Green vegetables that start with A include arugula, asparagus, artichoke, alfalfa sprouts, amaranth leaves, agati flowers, Asian greens, asparagus pea, apazote, ambada, aonori, and Armenian cucumber.
The main root and underground vegetables that start with A are arracacha, ahipa, arrowhead, and arrowroot. Arracacha is starchy and aromatic, ahipa is crisp and mild, arrowhead produces edible aquatic tubers, and arrowroot is best known for its starch.
Leafy vegetables that start with A include arugula, amaranth leaves, ambada, apazote, and Asian greens. Their flavors range from peppery and earthy to lemony, pungent, and mildly sweet.
Arracacha is one of the rarest vegetables that start with A outside its native Andean region. Ahipa, agati flowers, ambada, aonori, arame, arrowhead, and asparagus pea are also uncommon in many mainstream grocery stores.
Indian kitchens use several A-named vegetables, including amaranth leaves, apple gourd, ash gourd, ambada, agati flowers, and aubergine. Apple gourd is widely known as tinda, ash gourd appears in curries and sweets, and aubergine is commonly cooked as baingan.

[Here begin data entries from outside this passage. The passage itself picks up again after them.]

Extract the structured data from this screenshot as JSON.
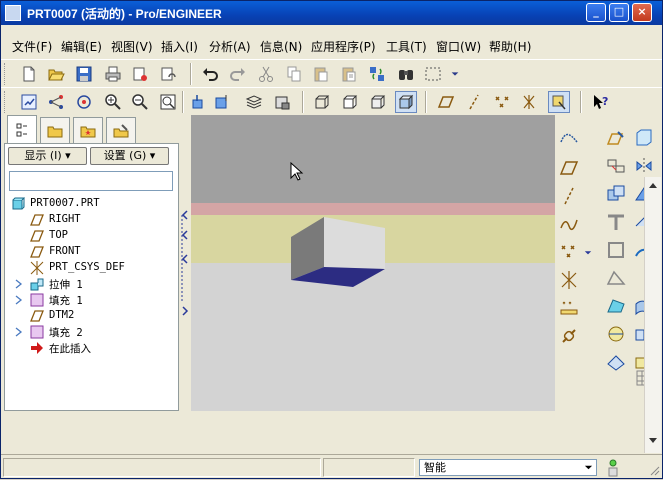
{
  "window": {
    "title": "PRT0007 (活动的) - Pro/ENGINEER",
    "minimize_label": "_",
    "maximize_label": "□",
    "close_label": "×"
  },
  "menu": [
    {
      "label": "文件(F)"
    },
    {
      "label": "编辑(E)"
    },
    {
      "label": "视图(V)"
    },
    {
      "label": "插入(I)"
    },
    {
      "label": "分析(A)"
    },
    {
      "label": "信息(N)"
    },
    {
      "label": "应用程序(P)"
    },
    {
      "label": "工具(T)"
    },
    {
      "label": "窗口(W)"
    },
    {
      "label": "帮助(H)"
    }
  ],
  "panel": {
    "show_label": "显示 (I) ▾",
    "settings_label": "设置 (G) ▾",
    "filter_value": ""
  },
  "tree": {
    "root": "PRT0007.PRT",
    "items": [
      {
        "label": "RIGHT",
        "icon": "datum-plane-icon",
        "expandable": false
      },
      {
        "label": "TOP",
        "icon": "datum-plane-icon",
        "expandable": false
      },
      {
        "label": "FRONT",
        "icon": "datum-plane-icon",
        "expandable": false
      },
      {
        "label": "PRT_CSYS_DEF",
        "icon": "csys-icon",
        "expandable": false
      },
      {
        "label": "拉伸 1",
        "icon": "extrude-icon",
        "expandable": true
      },
      {
        "label": "填充 1",
        "icon": "fill-icon",
        "expandable": true
      },
      {
        "label": "DTM2",
        "icon": "datum-plane-icon",
        "expandable": false
      },
      {
        "label": "填充 2",
        "icon": "fill-icon",
        "expandable": true
      },
      {
        "label": "在此插入",
        "icon": "insert-here-arrow-icon",
        "expandable": false
      }
    ]
  },
  "status": {
    "filter_value": "智能"
  },
  "colors": {
    "title_bar": "#0a4fcf",
    "graphics_bg": "#d3d3d3",
    "plane_pink": "#d4a5a5",
    "plane_yellow": "#d8d6a0",
    "surface_dark_blue": "#2a2a80"
  }
}
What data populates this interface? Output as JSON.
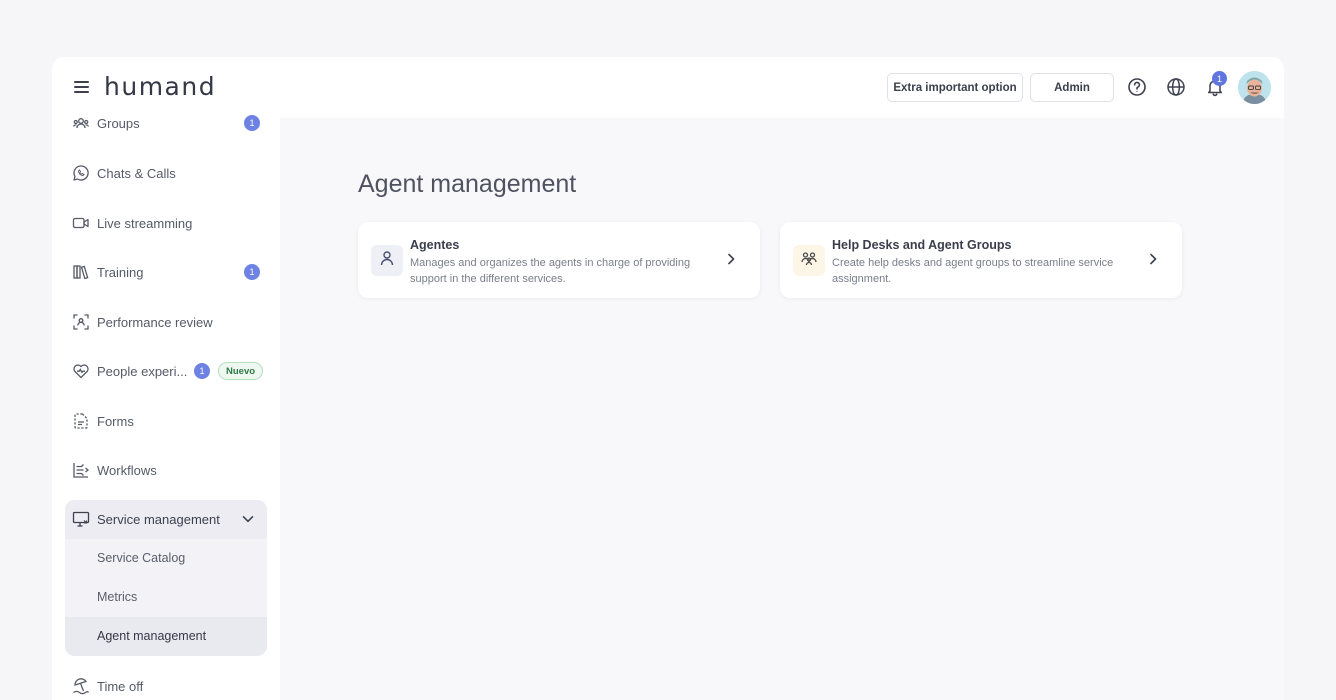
{
  "app": {
    "logo": "humand"
  },
  "header": {
    "extra_button": "Extra important option",
    "admin_button": "Admin",
    "notification_count": "1"
  },
  "sidebar": {
    "items": [
      {
        "label": "Groups",
        "icon": "groups-icon",
        "badge": "1"
      },
      {
        "label": "Chats & Calls",
        "icon": "chat-icon"
      },
      {
        "label": "Live streamming",
        "icon": "video-icon"
      },
      {
        "label": "Training",
        "icon": "books-icon",
        "badge": "1"
      },
      {
        "label": "Performance review",
        "icon": "focus-icon"
      },
      {
        "label": "People experi...",
        "icon": "heart-icon",
        "badge": "1",
        "tag": "Nuevo"
      },
      {
        "label": "Forms",
        "icon": "form-icon"
      },
      {
        "label": "Workflows",
        "icon": "workflow-icon"
      }
    ],
    "service_management": {
      "label": "Service management",
      "icon": "monitor-icon",
      "children": [
        {
          "label": "Service Catalog"
        },
        {
          "label": "Metrics"
        },
        {
          "label": "Agent management",
          "active": true
        }
      ]
    },
    "time_off": {
      "label": "Time off",
      "icon": "beach-icon"
    }
  },
  "main": {
    "title": "Agent management",
    "cards": [
      {
        "title": "Agentes",
        "description": "Manages and organizes the agents in charge of providing support in the different services.",
        "icon": "person-icon",
        "icon_bg": "#eef0f6"
      },
      {
        "title": "Help Desks and Agent Groups",
        "description": "Create help desks and agent groups to streamline service assignment.",
        "icon": "agent-groups-icon",
        "icon_bg": "#fdf6e6"
      }
    ]
  },
  "colors": {
    "accent": "#6d82e3",
    "new_tag": "#2f7a44"
  }
}
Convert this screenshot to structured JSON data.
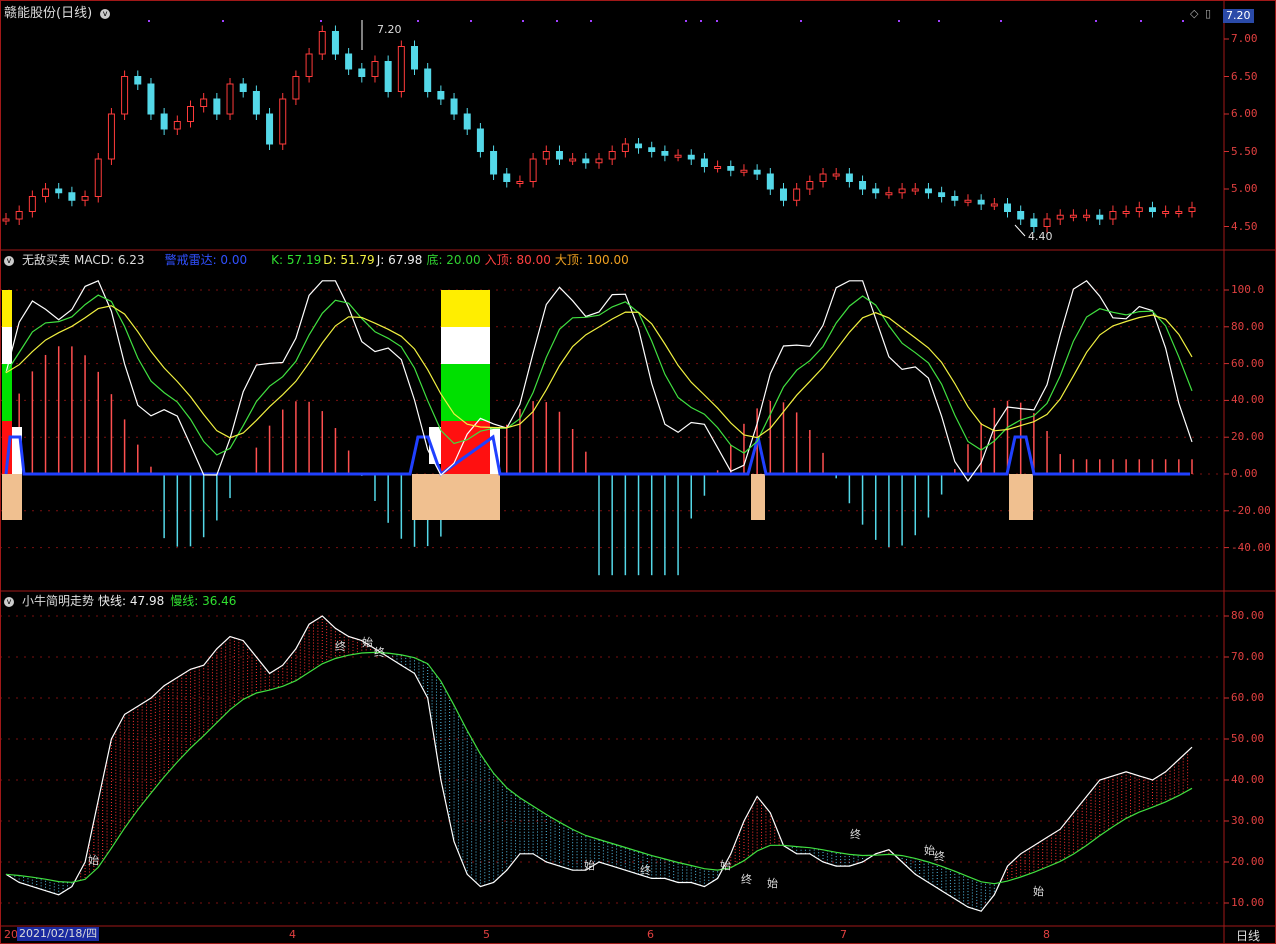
{
  "colors": {
    "up": "#ff3b3b",
    "down": "#54d8e8",
    "frame": "#a01818",
    "grid": "#7a1010",
    "blue": "#2040ff"
  },
  "panel1": {
    "title": "赣能股份(日线)",
    "price_tag": "7.20",
    "high_label": "7.20",
    "low_label": "4.40",
    "y_ticks": [
      "7.00",
      "6.50",
      "6.00",
      "5.50",
      "5.00",
      "4.50"
    ]
  },
  "panel2": {
    "name": "无敌买卖",
    "macd": "MACD: 6.23",
    "warn": "警戒雷达: 0.00",
    "k": "K: 57.19",
    "d": "D: 51.79",
    "j": "J: 67.98",
    "bottom": "底: 20.00",
    "entry": "入顶: 80.00",
    "top": "大顶: 100.00",
    "y_ticks": [
      "100.0",
      "80.00",
      "60.00",
      "40.00",
      "20.00",
      "0.00",
      "-20.00",
      "-40.00"
    ]
  },
  "panel3": {
    "name": "小牛简明走势",
    "fast": "快线: 47.98",
    "slow": "慢线: 36.46",
    "y_ticks": [
      "80.00",
      "70.00",
      "60.00",
      "50.00",
      "40.00",
      "30.00",
      "20.00",
      "10.00"
    ],
    "annotations": [
      "始",
      "终",
      "始",
      "终",
      "始",
      "终",
      "始",
      "终",
      "始",
      "终",
      "始",
      "终",
      "始"
    ]
  },
  "xaxis": {
    "date": "2021/02/18/四",
    "left_cut": "20",
    "months": [
      "4",
      "5",
      "6",
      "7",
      "8"
    ],
    "period": "日线"
  }
}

The most common vegetables that start with A are artichoke, asparagus, arugula, aubergine, avocado, acorn squash, alfalfa sprouts, and amaranth leaves. Depending on the region, ash gourd, apple gourd, and Asian greens may also be everyday vegetables.
Yes. Aubergine and eggplant are two common names for the same vegetable. Aubergine is the usual name in British English and much of Europe, while eggplant is the standard name in North American English.
Arugula, alfalfa sprouts, Armenian cucumber, avocado, artichoke hearts, and young amaranth leaves work especially well in salads. Aonori can also be sprinkled over salads when you want a light seaweed flavor.
Asian cooking uses many A-named vegetables, including Asian greens, ash gourd, amaranth leaves, adzuki beans, aonori, arame, arrowhead, aubergine, asparagus, and agati flowers. Their roles range from stir-fried greens and simmered melons to seaweed toppings and bean-based dishes.